On characterizing the Quantum Geometry underlying Asymptotic Safety (2003.07454v2)

Abstract: The asymptotic safety program builds on a high-energy completion of gravity based on the Reuter fixed point, a non-trivial fixed point of the gravitational renormalization group flow. At this fixed point the canonical mass-dimension of coupling constants is balanced by anomalous dimensions induced by quantum fluctuations such that the theory enjoys quantum scale invariance in the ultraviolet. The crucial role played by the quantum fluctuations suggests that the geometry associated with the fixed point exhibits non-manifold like properties.

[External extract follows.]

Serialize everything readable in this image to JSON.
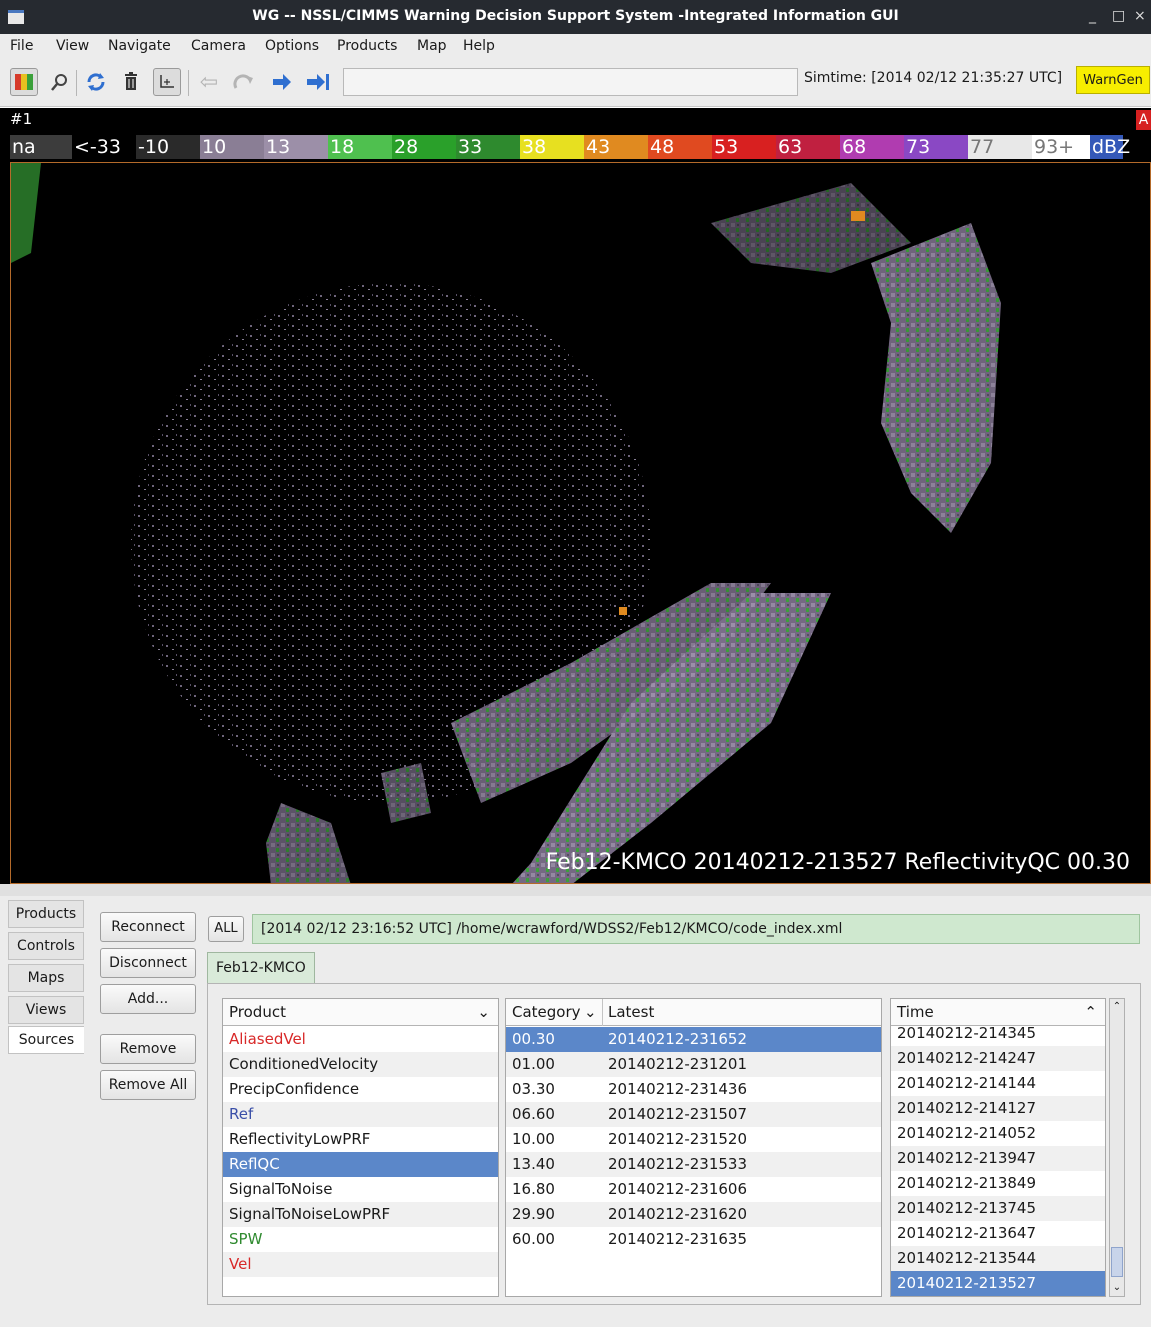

In this work, we continue the characterization of this geometry employing the composite operator formalism based on the effective average action. Explicitly, we give a relation between the anomalous dimensions of geometric operators on a background $d$-sphere and the stability matrix encoding the linearized renormalization group flow in the vicinity of the fixed point. The eigenvalue spectrum of the stability matrix is analyzed in detail and we identify a "perturbative regime" where the spectral properties are governed by canonical power counting. Our results recover the feature that quantum gravity fluctuations turn the (classically marginal) $R^2$-operator into a relevant one. Moreover, we find strong indications that higher-order curvature terms present in the two-point function play a crucial role in guaranteeing the predictive power of the Reuter fixed point.